Re: [PATCH] object: measure time needed for resolving hash collisions

Jeff King <peff@xxxxxxxx> · Wed, 14 Sep 2016 23:47:02 -0700

On Wed, Sep 14, 2016 at 07:01:41PM -0700, Stefan Beller wrote:

>  According to Jeff, sending patches that don't get accepted is the new hype!

It is what all the cool kids are doing. Unfortunately, it does not save
you from nitpicky reviews...;)

>  	first = i = hash_obj(sha1, obj_hash_size);
> +	clock_gettime(CLOCK_MONOTONIC, &time1);
>  	while ((obj = obj_hash[i]) != NULL) {
>  		if (!hashcmp(sha1, obj->oid.hash))
>  			break;
> @@ -98,6 +131,9 @@ struct object *lookup_object(const unsigned char *sha1)
>  		if (i == obj_hash_size)
>  			i = 0;
>  	}
> +	clock_gettime(CLOCK_MONOTONIC, &time2);
> +	diff(&time1, &time2, &t_diff);
> +	add_time_to(&caching, &t_diff);
>  	if (obj && i != first) {

I don't think this is actually measuring the time spent on collisions.
It's measuring the time we spend in hashcmp(), but that includes the
non-collision case where we find it in the first hashcmp.

Measuring _just_ the collisions is more like the patch below. In my
measurements it's more like 30ms, compared to 10s for all of the
hashcmps.

So we really aren't dealing with collisions, but rather just verifying
that our hash landed at the right spot. And _any_ data structure is
going to have to do that. If you want to make it faster, I'd try
optimizing hashcmp (and you can see why the critbit tree was slower; if
we spend so much time just on hashcmp() to make sure we're at the right
key, then making that slower with a bunch of branching is not going to
help).

I notice we still open-code hashcmp. I get a slight speedup by switching
it to memcmp(). About 2.5%, which is similar to what I showed in

  http://public-inbox.org/git/20130318073229.GA5551@xxxxxxxxxxxxxxxxxxxxx/

a few years ago (though it's more pronounced as a portion of the whole
now, because we've optimized some of the other bits).

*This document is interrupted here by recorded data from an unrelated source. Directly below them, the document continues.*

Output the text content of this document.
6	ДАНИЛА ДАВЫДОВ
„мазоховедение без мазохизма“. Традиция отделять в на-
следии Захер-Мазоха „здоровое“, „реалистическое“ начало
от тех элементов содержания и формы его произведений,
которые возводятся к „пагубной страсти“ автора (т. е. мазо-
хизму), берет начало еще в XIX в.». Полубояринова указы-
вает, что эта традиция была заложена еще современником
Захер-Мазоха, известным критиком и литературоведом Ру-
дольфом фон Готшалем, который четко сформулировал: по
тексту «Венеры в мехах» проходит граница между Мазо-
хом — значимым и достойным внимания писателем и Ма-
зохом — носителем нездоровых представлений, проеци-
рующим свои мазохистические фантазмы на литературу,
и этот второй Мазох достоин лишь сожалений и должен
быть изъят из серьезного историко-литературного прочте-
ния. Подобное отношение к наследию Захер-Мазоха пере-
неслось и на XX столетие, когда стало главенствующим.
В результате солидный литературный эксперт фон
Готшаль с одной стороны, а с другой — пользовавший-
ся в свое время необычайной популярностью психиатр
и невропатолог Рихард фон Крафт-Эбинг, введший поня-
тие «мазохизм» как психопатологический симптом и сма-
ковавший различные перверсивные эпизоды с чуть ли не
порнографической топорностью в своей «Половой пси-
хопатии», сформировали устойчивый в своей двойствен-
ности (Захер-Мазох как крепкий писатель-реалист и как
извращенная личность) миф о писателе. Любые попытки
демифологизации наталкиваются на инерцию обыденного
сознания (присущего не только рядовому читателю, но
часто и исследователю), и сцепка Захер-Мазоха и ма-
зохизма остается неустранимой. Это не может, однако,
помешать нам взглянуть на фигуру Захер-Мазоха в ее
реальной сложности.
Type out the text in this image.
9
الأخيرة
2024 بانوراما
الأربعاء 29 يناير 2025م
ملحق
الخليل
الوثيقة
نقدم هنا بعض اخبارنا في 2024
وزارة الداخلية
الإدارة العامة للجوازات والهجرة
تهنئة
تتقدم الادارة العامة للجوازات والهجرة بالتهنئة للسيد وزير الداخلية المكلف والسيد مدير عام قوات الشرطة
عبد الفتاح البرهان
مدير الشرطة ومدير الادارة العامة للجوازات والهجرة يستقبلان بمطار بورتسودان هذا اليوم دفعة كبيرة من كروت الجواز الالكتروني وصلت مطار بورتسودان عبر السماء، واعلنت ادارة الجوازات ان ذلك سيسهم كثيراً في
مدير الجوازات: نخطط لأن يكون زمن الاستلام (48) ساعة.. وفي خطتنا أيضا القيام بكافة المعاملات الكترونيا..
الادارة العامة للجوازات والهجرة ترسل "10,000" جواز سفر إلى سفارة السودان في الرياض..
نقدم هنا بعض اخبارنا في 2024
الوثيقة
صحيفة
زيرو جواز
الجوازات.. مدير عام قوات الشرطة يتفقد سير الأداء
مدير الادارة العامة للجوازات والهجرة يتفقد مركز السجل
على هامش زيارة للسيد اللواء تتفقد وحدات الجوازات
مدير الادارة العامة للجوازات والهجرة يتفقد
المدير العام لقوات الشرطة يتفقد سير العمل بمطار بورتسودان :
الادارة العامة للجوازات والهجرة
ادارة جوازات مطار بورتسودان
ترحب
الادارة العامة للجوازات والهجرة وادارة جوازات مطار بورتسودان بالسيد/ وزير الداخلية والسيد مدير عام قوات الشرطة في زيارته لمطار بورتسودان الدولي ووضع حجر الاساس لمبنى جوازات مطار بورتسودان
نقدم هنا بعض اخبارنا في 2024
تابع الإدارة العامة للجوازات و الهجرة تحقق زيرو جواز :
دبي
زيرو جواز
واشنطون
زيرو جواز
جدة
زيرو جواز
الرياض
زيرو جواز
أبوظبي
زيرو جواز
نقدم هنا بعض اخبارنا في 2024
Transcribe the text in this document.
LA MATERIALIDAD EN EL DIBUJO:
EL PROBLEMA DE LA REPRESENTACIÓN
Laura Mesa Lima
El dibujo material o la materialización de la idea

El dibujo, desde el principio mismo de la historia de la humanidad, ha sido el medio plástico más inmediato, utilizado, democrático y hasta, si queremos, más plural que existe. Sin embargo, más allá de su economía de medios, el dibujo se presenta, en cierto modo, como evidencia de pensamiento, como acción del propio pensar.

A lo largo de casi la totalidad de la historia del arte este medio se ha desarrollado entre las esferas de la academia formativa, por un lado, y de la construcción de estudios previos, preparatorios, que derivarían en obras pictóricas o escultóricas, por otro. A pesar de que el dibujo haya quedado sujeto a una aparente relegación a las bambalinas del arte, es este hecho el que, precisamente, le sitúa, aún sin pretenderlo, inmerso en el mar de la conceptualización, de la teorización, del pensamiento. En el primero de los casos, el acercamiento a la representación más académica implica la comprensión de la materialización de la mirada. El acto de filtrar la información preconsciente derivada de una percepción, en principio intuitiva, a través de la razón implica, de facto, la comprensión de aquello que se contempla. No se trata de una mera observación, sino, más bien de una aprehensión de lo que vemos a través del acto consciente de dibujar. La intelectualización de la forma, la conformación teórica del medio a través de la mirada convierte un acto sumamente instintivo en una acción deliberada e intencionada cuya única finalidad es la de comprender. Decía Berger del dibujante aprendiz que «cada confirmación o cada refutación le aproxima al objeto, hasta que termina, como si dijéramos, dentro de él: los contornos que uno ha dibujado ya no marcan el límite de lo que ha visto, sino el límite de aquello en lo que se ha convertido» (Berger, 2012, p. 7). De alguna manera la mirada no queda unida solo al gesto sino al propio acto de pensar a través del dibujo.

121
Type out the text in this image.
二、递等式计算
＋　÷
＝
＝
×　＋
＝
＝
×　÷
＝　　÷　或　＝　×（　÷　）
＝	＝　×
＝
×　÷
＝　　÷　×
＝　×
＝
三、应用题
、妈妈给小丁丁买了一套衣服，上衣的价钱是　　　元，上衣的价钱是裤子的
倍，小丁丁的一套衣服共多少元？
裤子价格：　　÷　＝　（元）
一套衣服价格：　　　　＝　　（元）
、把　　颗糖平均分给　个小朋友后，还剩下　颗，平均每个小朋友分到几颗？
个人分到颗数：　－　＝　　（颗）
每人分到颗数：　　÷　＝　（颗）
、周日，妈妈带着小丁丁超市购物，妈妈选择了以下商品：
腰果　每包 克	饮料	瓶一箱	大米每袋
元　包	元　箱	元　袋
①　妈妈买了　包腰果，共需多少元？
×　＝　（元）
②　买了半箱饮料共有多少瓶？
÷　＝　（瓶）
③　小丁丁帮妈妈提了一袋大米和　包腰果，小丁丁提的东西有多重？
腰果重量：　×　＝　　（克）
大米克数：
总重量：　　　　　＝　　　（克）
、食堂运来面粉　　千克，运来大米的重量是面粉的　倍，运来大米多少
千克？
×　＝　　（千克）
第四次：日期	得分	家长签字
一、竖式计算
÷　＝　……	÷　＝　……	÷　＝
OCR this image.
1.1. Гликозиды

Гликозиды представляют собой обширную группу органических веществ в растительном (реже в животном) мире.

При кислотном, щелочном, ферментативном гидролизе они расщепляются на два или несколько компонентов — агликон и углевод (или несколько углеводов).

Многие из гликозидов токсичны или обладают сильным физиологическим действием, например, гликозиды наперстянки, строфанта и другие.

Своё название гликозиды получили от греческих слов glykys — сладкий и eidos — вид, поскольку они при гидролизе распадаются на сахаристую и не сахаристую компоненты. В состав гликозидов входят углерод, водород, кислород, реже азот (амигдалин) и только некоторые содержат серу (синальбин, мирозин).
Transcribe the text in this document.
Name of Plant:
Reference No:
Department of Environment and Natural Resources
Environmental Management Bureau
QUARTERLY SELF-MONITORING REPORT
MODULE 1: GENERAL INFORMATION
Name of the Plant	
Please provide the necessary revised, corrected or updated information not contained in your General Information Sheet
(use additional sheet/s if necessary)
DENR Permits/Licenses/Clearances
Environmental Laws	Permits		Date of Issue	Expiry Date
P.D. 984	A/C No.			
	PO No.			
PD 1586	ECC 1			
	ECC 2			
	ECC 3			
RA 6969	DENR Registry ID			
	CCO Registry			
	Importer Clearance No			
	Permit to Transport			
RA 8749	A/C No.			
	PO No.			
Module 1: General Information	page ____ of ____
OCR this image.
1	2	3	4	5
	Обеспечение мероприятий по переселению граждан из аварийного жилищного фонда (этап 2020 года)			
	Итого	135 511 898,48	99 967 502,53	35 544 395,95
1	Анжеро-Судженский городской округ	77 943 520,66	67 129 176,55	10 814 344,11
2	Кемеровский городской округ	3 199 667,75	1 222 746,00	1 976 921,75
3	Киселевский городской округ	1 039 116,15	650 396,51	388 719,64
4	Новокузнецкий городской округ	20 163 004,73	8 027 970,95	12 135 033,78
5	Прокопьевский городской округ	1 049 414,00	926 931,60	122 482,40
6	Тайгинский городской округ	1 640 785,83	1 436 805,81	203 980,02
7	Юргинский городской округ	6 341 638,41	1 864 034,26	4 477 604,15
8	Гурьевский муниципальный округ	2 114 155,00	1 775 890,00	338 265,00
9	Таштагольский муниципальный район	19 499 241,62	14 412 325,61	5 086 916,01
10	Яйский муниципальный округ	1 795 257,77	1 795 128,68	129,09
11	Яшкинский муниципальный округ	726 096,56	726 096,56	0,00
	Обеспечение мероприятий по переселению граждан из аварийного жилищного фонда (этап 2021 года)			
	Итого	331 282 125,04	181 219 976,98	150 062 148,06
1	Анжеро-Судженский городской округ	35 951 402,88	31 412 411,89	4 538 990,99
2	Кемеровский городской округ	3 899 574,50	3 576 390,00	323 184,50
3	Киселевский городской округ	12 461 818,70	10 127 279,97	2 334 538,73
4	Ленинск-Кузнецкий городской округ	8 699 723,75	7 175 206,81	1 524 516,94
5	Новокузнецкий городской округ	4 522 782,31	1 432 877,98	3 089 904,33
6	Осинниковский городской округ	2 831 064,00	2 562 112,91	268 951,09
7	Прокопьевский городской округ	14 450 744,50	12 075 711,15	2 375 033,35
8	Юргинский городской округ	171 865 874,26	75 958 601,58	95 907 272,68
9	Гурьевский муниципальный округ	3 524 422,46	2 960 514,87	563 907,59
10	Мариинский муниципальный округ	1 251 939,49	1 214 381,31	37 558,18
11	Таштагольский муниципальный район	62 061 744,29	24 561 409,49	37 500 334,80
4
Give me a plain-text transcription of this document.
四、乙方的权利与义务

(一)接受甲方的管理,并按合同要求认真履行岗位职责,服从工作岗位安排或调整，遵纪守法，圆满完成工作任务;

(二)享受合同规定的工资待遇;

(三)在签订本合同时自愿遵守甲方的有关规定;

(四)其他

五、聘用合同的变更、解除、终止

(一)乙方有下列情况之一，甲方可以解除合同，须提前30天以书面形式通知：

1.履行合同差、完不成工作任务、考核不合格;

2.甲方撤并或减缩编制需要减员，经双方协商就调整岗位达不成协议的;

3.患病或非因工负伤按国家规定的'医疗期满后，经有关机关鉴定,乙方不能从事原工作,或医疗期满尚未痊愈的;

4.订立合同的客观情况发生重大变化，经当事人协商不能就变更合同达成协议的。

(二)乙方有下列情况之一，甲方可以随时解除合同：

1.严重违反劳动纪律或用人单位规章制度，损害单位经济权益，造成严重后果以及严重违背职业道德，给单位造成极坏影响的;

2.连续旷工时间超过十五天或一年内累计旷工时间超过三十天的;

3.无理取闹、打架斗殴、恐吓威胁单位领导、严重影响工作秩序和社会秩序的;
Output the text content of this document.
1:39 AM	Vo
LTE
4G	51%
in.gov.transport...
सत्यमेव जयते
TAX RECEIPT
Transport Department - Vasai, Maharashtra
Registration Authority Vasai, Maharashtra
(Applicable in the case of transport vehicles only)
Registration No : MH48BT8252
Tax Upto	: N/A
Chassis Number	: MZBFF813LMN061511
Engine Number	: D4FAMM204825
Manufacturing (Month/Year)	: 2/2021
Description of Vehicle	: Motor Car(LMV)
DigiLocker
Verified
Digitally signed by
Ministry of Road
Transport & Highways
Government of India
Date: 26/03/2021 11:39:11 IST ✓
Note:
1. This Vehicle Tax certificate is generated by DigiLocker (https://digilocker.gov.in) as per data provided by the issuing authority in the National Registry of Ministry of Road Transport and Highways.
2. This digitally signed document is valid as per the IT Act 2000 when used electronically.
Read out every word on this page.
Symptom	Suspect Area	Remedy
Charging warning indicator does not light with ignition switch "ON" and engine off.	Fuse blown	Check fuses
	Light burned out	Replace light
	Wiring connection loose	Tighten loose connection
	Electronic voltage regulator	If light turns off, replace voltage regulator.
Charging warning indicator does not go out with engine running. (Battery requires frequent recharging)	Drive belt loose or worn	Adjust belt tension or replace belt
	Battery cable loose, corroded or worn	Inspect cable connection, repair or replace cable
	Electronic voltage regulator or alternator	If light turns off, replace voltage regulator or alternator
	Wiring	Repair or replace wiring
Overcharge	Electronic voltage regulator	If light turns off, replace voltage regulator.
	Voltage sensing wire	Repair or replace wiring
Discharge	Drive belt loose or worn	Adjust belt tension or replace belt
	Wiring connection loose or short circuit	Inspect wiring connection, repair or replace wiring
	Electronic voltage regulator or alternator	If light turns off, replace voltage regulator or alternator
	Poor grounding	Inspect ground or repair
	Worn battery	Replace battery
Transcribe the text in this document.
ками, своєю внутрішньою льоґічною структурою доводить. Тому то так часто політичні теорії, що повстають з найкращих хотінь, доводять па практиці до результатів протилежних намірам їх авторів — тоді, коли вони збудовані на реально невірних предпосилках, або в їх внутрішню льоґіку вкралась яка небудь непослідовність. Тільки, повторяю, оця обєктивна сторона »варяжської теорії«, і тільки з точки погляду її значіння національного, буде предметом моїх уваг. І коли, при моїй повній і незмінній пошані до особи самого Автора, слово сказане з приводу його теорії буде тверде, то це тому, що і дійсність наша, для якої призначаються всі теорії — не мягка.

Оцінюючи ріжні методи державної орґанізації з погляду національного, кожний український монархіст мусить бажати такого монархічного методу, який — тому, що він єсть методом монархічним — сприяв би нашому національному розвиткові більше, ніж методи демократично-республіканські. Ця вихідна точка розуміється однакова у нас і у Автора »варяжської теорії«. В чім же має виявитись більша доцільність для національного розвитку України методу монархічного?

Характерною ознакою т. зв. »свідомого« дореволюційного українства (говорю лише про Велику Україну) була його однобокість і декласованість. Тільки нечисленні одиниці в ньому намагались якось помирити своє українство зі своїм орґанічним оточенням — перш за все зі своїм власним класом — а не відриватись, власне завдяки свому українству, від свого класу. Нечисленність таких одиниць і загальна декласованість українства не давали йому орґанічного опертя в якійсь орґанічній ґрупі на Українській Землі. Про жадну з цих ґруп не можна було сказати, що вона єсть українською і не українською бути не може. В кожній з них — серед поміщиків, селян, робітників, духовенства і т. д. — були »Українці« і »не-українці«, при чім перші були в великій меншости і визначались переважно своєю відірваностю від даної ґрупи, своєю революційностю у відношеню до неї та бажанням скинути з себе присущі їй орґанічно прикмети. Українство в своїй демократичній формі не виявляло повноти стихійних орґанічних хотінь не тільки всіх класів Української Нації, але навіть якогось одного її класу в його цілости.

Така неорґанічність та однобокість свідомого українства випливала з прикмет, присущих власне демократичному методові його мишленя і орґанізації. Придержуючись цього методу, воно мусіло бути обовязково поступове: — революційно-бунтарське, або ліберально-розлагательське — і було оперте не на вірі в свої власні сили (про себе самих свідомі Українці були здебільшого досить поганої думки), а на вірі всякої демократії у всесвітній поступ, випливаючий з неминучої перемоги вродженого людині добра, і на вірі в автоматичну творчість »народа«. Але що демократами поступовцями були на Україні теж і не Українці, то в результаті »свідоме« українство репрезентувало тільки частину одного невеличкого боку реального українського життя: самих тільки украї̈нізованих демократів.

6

The main driver there was memcmp() improvements that went into glibc
2.13 several years ago. It might be time to start assuming that memcmp()
beats our open-coded loop.

It may also be possible to really micro-optimize it on some platforms,
because we know the size in advance (I'd kind of expect the compiler to
do that, but if we're ending up in glibc memcmp then it sounds like it
is not the case).

-Peff